Pérez no oculta la reacción adversa de Gallegos frente a aquella política: “Para Rómulo Gallegos fue un trauma enterarse de la participación del partido en el golpe militar” (…) “De un momento a otro se encontró con que ese partido quebrantaba el orden constitucional y las normas que aparentemente evolucionaban hacia la democracia. Eso fue un tremendo choque para él”.

A pesar del ataque a la democracia, Pérez justifica el golpe: “Corta de una tajada el nudo gordiano del gomecismo”. Y desgrana algunos de los factores: la alianza de Medina Angarita con los comunistas, el deterioro del ambiente en el seno de las Fuerzas Armadas, los vanos esfuerzos de Acción Democrática por evitar la materialización del golpe de Estado. “El 18 de octubre significó la incorporación real y efectiva de las masas populares a la vida política y nacional. Con todos los defectos y errores, el país salió de los cenáculos y camarillas para pasar a la política de masas. Comienza el desarrollo de los grandes partidos y al mismo tiempo de la organización sindical”. No rehúye reconocer que hubo cosas que se hicieron mal, como el juicio a Uslar Pietri: “Se cometieron excesos, injusticias, como en cualquier proceso revolucionario. Lo importante es que los venezolanos tengamos capacidad de rectificación”.

En el período entre 1945 y 1948 —entre el golpe de Estado a Medina Angarita hasta el golpe a Rómulo Gallegos—, Pérez, apenas veinteañero, se instala en Miraflores como secretario privado de Rómulo Betancourt. Su capacidad de trabajo es incomparable. Vive entregado a sus responsabilidades. Son años decisivos en su formación como político. Es testigo inmediato y privilegiado de la acción diaria de Rómulo Betancourt. “Me entregué totalmente al Partido. Esto lo notaron los dirigentes y conformé una imagen positiva dentro de la organización. Luego vino mi participación activa en los sucesos del 18 de octubre y la necesidad de Rómulo Betancourt de tener una persona joven en funciones de secretario privado. Esta circunstancia me dio una extraordinaria posibilidad. Recuerdo mi rubor cuando era presentado como secretario privado del presidente. Era casi un niño, no tenía más de 22 años. Por otra parte está mi afición al trabajo y la de rendir eficientemente en mis labores. Todo eso contribuyó a ganarme la confianza de Rómulo Betancourt”.
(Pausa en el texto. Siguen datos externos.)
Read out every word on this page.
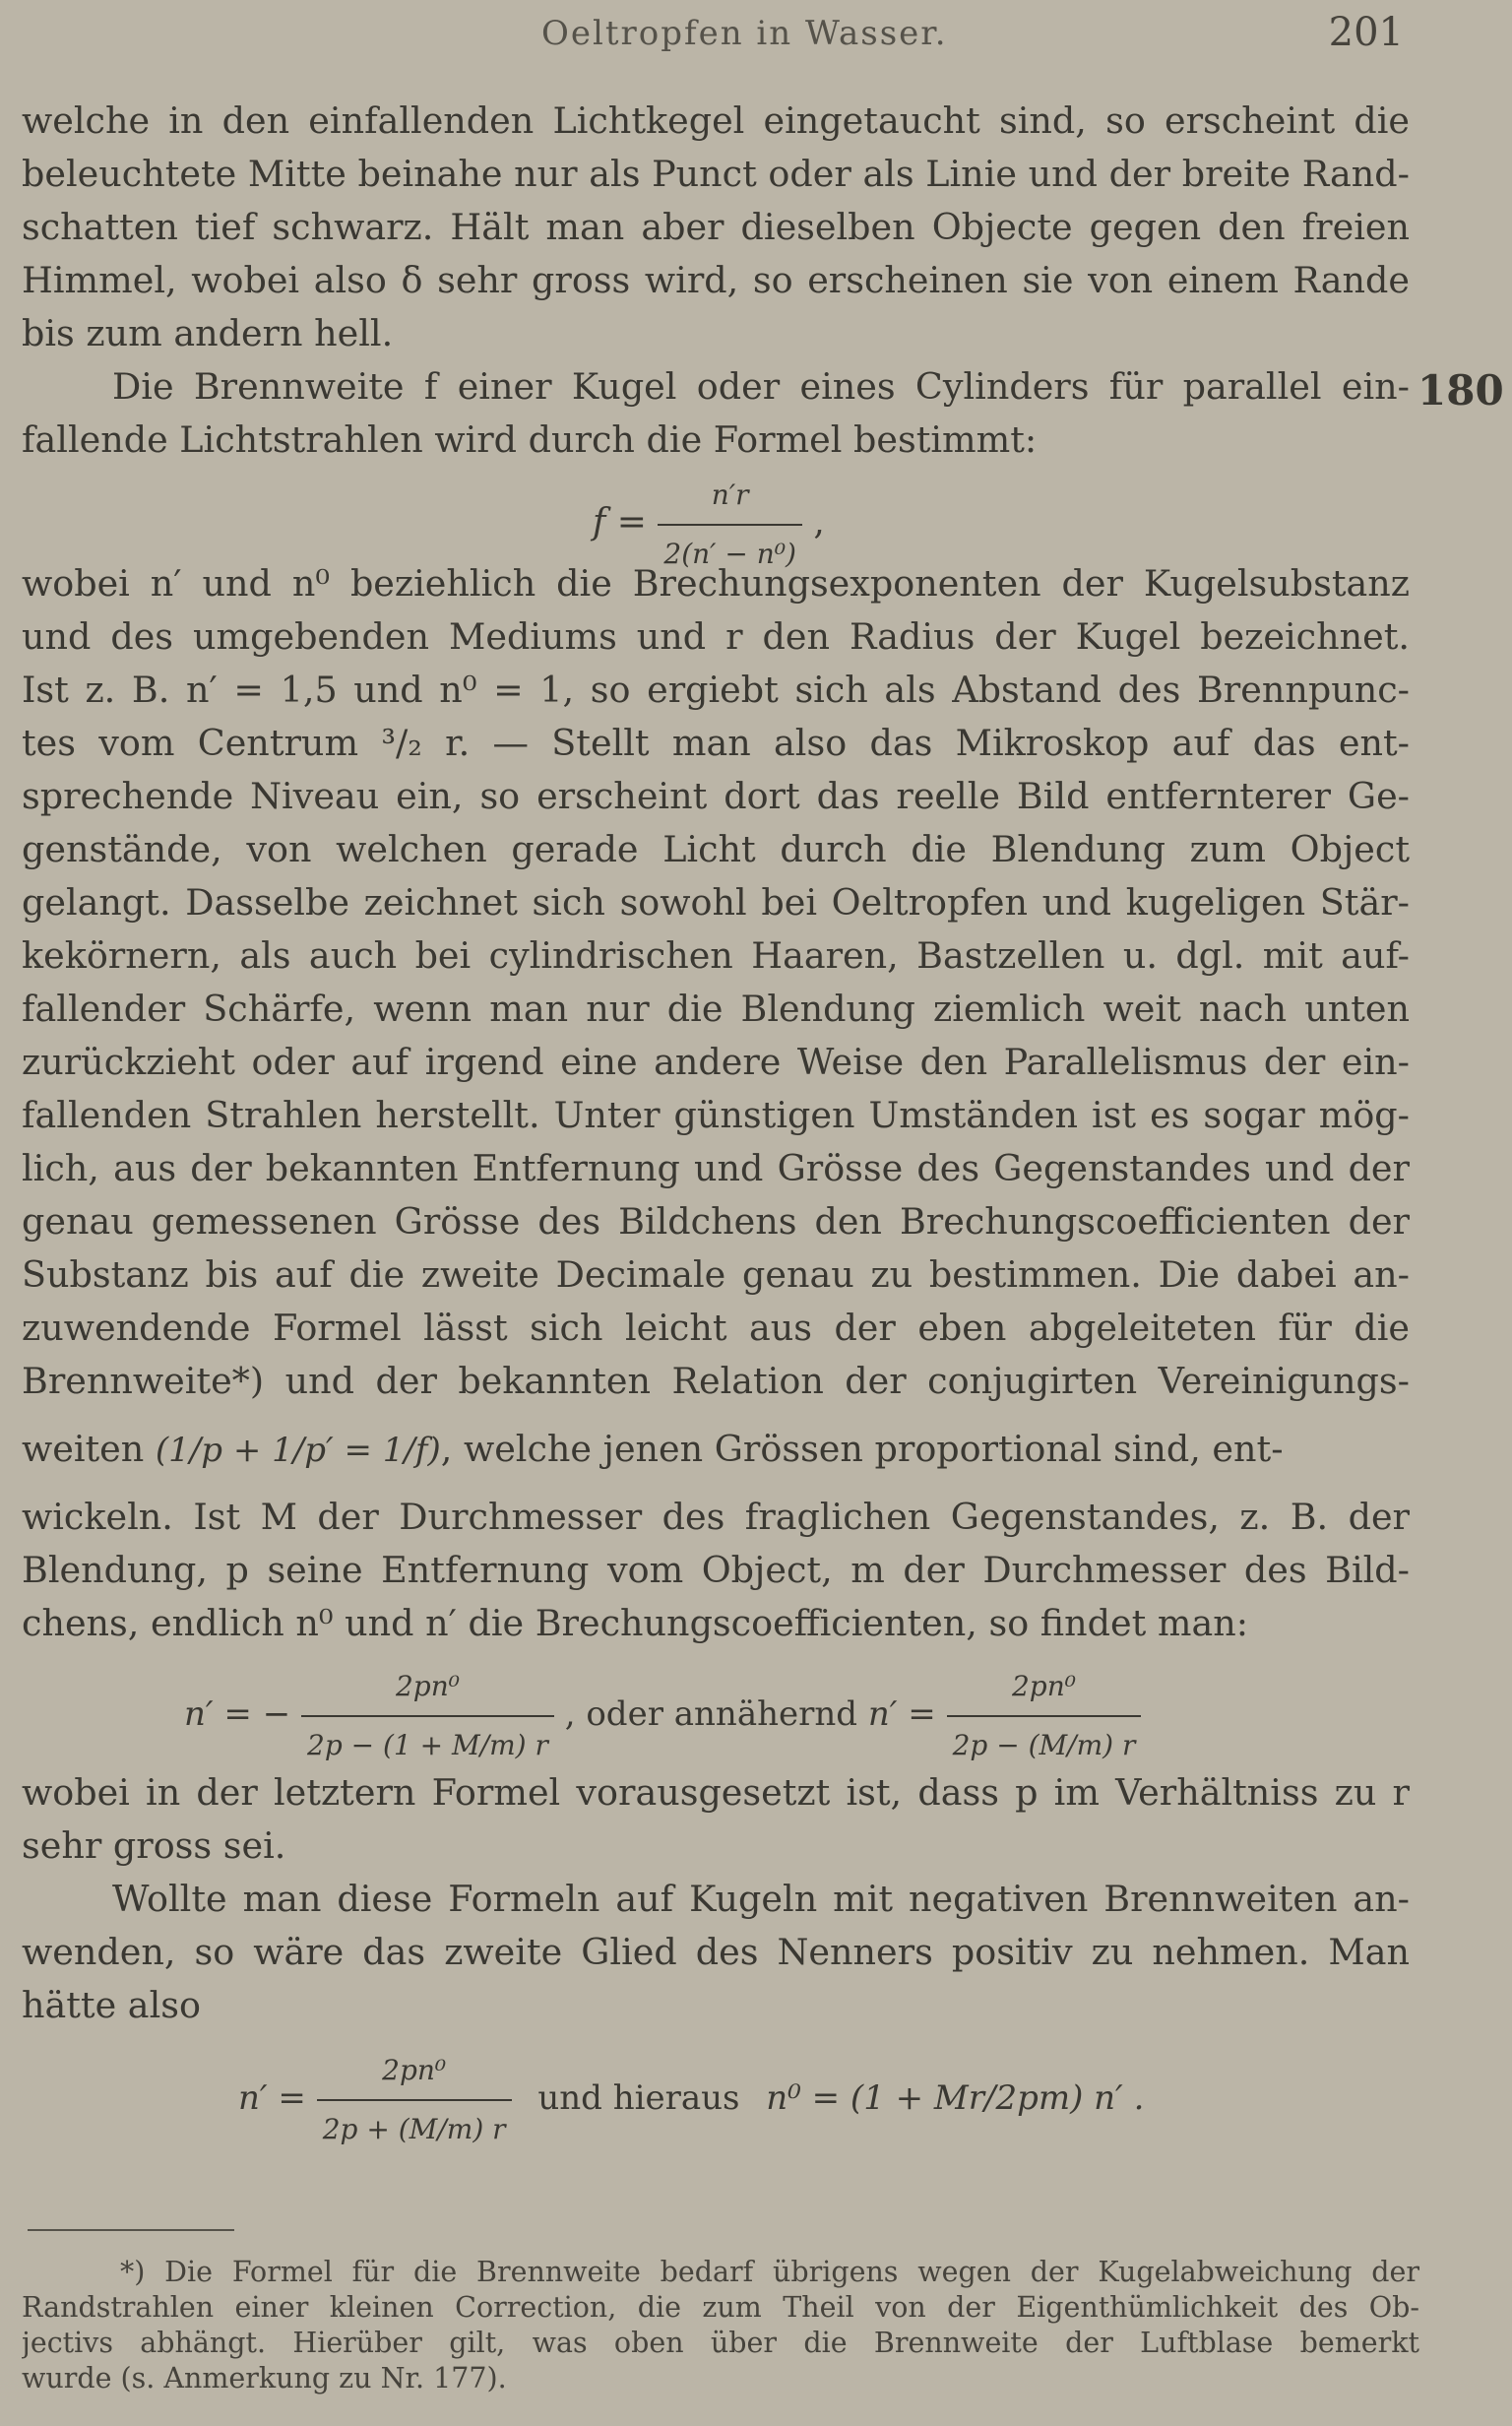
Oeltropfen in Wasser.	201
180
welche in den einfallenden Lichtkegel eingetaucht sind, so erscheint die
beleuchtete Mitte beinahe nur als Punct oder als Linie und der breite Rand-
schatten tief schwarz. Hält man aber dieselben Objecte gegen den freien
Himmel, wobei also δ sehr gross wird, so erscheinen sie von einem Rande
bis zum andern hell.
Die Brennweite f einer Kugel oder eines Cylinders für parallel ein-
fallende Lichtstrahlen wird durch die Formel bestimmt:
$f = \frac{n'r}{\text{2(n′ − n⁰)}}$ ,
wobei n′ und n⁰ beziehlich die Brechungsexponenten der Kugelsubstanz
und des umgebenden Mediums und r den Radius der Kugel bezeichnet.
Ist z. B. n′ = 1,5 und n⁰ = 1, so ergiebt sich als Abstand des Brennpunc-
tes vom Centrum ³/₂ r. — Stellt man also das Mikroskop auf das ent-
sprechende Niveau ein, so erscheint dort das reelle Bild entfernterer Ge-
genstände, von welchen gerade Licht durch die Blendung zum Object
gelangt. Dasselbe zeichnet sich sowohl bei Oeltropfen und kugeligen Stär-
kekörnern, als auch bei cylindrischen Haaren, Bastzellen u. dgl. mit auf-
fallender Schärfe, wenn man nur die Blendung ziemlich weit nach unten
zurückzieht oder auf irgend eine andere Weise den Parallelismus der ein-
fallenden Strahlen herstellt. Unter günstigen Umständen ist es sogar mög-
lich, aus der bekannten Entfernung und Grösse des Gegenstandes und der
genau gemessenen Grösse des Bildchens den Brechungscoefficienten der
Substanz bis auf die zweite Decimale genau zu bestimmen. Die dabei an-
zuwendende Formel lässt sich leicht aus der eben abgeleiteten für die
Brennweite*) und der bekannten Relation der conjugirten Vereinigungs-
weiten (1/p + 1/p′ = 1/f), welche jenen Grössen proportional sind, ent-
wickeln. Ist M der Durchmesser des fraglichen Gegenstandes, z. B. der
Blendung, p seine Entfernung vom Object, m der Durchmesser des Bild-
chens, endlich n⁰ und n′ die Brechungscoefficienten, so findet man:
n′ = − $\frac{\text{2pn⁰}}{2p - (1 + M/m) r}$ , oder annähernd $n' = \frac{\text{2pn⁰}}{2p - (M/m) r}$
wobei in der letztern Formel vorausgesetzt ist, dass p im Verhältniss zu r
sehr gross sei.
Wollte man diese Formeln auf Kugeln mit negativen Brennweiten an-
wenden, so wäre das zweite Glied des Nenners positiv zu nehmen. Man
hätte also
$n' = \frac{\text{2pn⁰}}{2p + (M/m) r}$ und hieraus n⁰ = (1 + Mr/2pm) n′ .
*) Die Formel für die Brennweite bedarf übrigens wegen der Kugelabweichung der
Randstrahlen einer kleinen Correction, die zum Theil von der Eigenthümlichkeit des Ob-
jectivs abhängt. Hierüber gilt, was oben über die Brennweite der Luftblase bemerkt
wurde (s. Anmerkung zu Nr. 177).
Sostiene Pérez que el golpe de Estado contra Rómulo Gallegos se alimentó del rechazo generado por la inexperiencia, el sectarismo, el decreto 321 que establecía normas discriminatorias en contra de la educación privada, así como un hecho que hoy se recuerda menos, pero que tuvo una importante resonancia: el debate sobre Dios. “Otro factor crítico tuvo lugar en la Asamblea Nacional Constituyente, al iniciarse los debates para redactar la nueva Constitución Nacional. Se produjo una discusión en torno a si debería invocarse a Dios en los párrafos previos. Se trataba de un debate absurdo, bueno para filósofos pero torpe dentro de la situación política del país (…) En un país con un reciente pasado de oscurantismo profundo, en donde la mayoría de los venezolanos creen en Dios, resultaba excesivamente peligroso y sobre todo inútil este desplante de ateísmo infantil”. A ello se sumaba el factor Gallegos, candidato cuestionado por sus capacidades políticas desde el propio partido.

Prisión y exilio

Tras el golpe del 18 de noviembre de 1948, vinieron largos años de persecución y exilio. En un primer momento Pérez fue detenido y confinado en Timotes. Más adelante el gobierno lo trasladó a Chiguará. Luego lo enviaron a Curazao. De allí viajó a Colombia, donde fue detenido en Cúcuta y devuelto a las autoridades venezolanas. Tras pasar unos días detenidos en Taribá, lo trasladan a Caracas y, a continuación, a Puerto Ayacucho, donde permanece tres meses preso. A continuación de vuelta a Caracas, desde donde fue expulsado a Panamá. De allí se fue a Costa Rica, donde vivió unos meses. A continuación, atendiendo a una llamada de Rómulo Betancourt, se traslada a La Habana. Hasta que el golpe de Batista a Prío Socarrás en Cuba lo obliga a volver a Costa Rica, desde 1952 hasta 1958. Durante ese período, además del atentado en contra de los miembros de la Junta Militar de Caracas, en octubre de 1951, un año después —octubre de 1952—, tuvo lugar un hecho de enormes secuelas en Venezuela: el asesinato de Leonardo Ruiz Pineda. “Un hombre extraordinario, un gran orador, excelente dirigente político. Tenía una vocación poética innata. Sumamente generoso, de una impresionante condición humana”.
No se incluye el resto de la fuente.